The annual meetings of the IMF and of the World Bank in Istanbul ended in a climate of repression. For the second consecutive day, the 10,000 policemen who had been called upon for the occasion used water cannons, tear gas and tanks against demonstrators. The same scenario had been played out at the G20 summit in Pittsburgh, where demonstrations against this G8 substitute were also violently repressed by police forces. The IMF and the WB held these controversial meetings only days after the G20’s decision to change the voting rights within these two institutions: 5% of the IMF quotas and 3% of the voting rights at the WB assembly are to be transferred to emerging and developing countries by January 2011. The current voting system was challenged both by countries of the South and by social movements: it relies on the “1 dollar = one vote” rule, contrary to the UN General Assembly where each country has only one vote.

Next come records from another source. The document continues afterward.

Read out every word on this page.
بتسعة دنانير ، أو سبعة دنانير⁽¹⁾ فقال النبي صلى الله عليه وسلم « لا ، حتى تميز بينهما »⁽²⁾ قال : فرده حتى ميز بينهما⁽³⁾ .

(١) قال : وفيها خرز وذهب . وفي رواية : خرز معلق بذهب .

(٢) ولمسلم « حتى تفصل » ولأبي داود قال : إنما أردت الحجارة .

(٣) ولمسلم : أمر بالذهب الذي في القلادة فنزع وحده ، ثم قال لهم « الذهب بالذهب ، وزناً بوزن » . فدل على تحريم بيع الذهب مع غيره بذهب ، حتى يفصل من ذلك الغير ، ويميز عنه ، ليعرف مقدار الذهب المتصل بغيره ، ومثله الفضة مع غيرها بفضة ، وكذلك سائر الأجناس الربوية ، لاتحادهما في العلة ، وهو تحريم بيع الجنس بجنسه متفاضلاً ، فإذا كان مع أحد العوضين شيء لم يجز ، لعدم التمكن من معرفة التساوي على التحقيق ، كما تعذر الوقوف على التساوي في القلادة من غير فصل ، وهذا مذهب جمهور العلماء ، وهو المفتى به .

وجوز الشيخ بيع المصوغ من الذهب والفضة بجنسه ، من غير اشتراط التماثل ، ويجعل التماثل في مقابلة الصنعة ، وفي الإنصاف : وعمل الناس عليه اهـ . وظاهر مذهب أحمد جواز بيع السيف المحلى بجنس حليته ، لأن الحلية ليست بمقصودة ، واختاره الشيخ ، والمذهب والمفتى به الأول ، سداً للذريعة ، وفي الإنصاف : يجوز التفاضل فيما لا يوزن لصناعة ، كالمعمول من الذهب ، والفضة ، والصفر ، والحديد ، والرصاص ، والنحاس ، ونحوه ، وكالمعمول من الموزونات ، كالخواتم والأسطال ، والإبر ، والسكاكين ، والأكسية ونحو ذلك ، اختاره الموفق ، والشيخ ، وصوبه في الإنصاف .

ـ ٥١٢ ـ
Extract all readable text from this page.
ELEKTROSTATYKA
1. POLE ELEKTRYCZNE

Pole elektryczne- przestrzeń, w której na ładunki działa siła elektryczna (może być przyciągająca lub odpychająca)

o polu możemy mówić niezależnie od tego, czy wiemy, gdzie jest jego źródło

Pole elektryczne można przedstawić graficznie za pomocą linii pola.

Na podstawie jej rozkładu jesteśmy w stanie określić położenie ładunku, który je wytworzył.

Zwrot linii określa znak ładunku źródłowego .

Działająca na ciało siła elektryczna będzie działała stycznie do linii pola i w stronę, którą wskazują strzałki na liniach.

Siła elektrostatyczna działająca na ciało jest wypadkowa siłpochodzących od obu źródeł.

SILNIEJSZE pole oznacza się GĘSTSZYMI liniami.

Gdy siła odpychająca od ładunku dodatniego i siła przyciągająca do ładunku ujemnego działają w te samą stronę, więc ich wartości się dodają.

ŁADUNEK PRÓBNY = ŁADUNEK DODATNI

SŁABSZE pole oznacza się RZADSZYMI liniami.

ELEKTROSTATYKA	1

For the IMF’s Managing Director, the French socialist Dominique Strauss-Kahn, these are “historic decisions”. Yet for CADTM, this is but a grim joke. Indeed, this modification does not change the power relationships within the two institutions at all. For instance, China, one of the main beneficiaries of the change, now has about 3% of the voting rights, far behind the United States, which holds over 16%, giving it de facto veto power on all major decisions. The Rwanda group, representing 24 Subsaharan African countries and some 225 million people, holds 1.39 % of the voting rights! No need to be a keen mathematician to understand that these media-hyped pseudo-reforms will not turn the IMF and the WB into democratic organisations. Can they ever become democratic considering that the present system cannot be changed without the US’s consent? To make things worse, since 1944, according to a tacit agreement, the WB’s President has always been a US citizen while the director of the IMF has always been a European. Such power-sharing combined with a deeply antidemocratic allocation of voting rights is evidence that the IMF and the WB are tools in the hands of Western powers in order to impose self-serving policies upon the rest of the world.
After a severe crisis of legitimacy the WB and the IMF have been given a new lease of life thanks to the global crisis. From 2004 to 2008, a significant rise in commodity prices increased the currency reserves of some developing countries, which could then repay their debts to these creditors in advance and thus shake off their cumbersome guardianship. But since the end of 2008, the global crisis has radically changed the situation. The list of badly hit countries keeps getting longer and the G20 has restored the IMF and the WB as key actors in the global game. Romania yielded to IMF pressure and implemented anti-welfare policies such as a 15% cut in civil servants’ incomes, in order to receive a loan to deal with short-term emergencies. The same has occurred in about fifteen countries since 2008. The World Bank has benefited from the environment crisis by setting set up several climate investment funds, though it continues to finance deforestation and mining projects. Over the course of 2008, funds for clean energy were five times lower than those dedicated to non-renewable energy, the amount of which rose by over 165%. [1]
Next, the G20, a self-proclaimed global regulation authority, played a decisive part in the attempt to restore the IMF’s legitimacy as it trebled the resources made available to this institution at the London summit last April and enlarged its missions as an outcome of the Pittsburgh summit. The IMF has thus been placed at the heart of efforts to monitor the global economy “to promote international financial stability and to strengthen economic growth”. At the Istanbul summit it was decided to “reassess the IMF’s mandate to include all macroeconomic policies and policies related to the financial industry that influence global economic stability.” It will thus have to “recommend economic policies to countries, which will have to take adapted corrective measures”. It’s easy to guess what the IMF’s recommendations will be. In June 2009 the IMF commented on policies implemented in the Euro zone: “measures taken to support shorter working hours and raise social benefits—while important to shore up incomes and keep the labour force attached to the labour market—should have built-in reversibility”. [2] The WB report “Doing Business 2010” is even more explicit since it warns countries against social protection programmes and calls governments that develop them ‘anti-competitive’. [3] In spite of its repeated failures, the Washington Consensus, a kind of code for neoliberalism, still is the IMF’s and the WB’s tall order to countries that ask for their ’help’.
Yet the failure of structural adjustment policies implemented in countries of the South since the 1982 debt crisis should have been sufficient to censure them: poverty and inequalities have grown while the issue of debt is anything but solved. Worse still, a new crisis of debt is brewing, which will increase the proportion of national budgets dedicated to repaying creditors. This will happen unless governments decide to suspend payment so as to meet fundamental human needs and to launch a large-scale audit of their debts in order to unconditionally cancel the illegitimate portion of them, which did not benefit the people. An audit of this kind would be a first and crucial challenge to the grizzly policies enforced by the IMF and the WB. We must now demand that they be replaced by institutions that truly care for the people’s interest.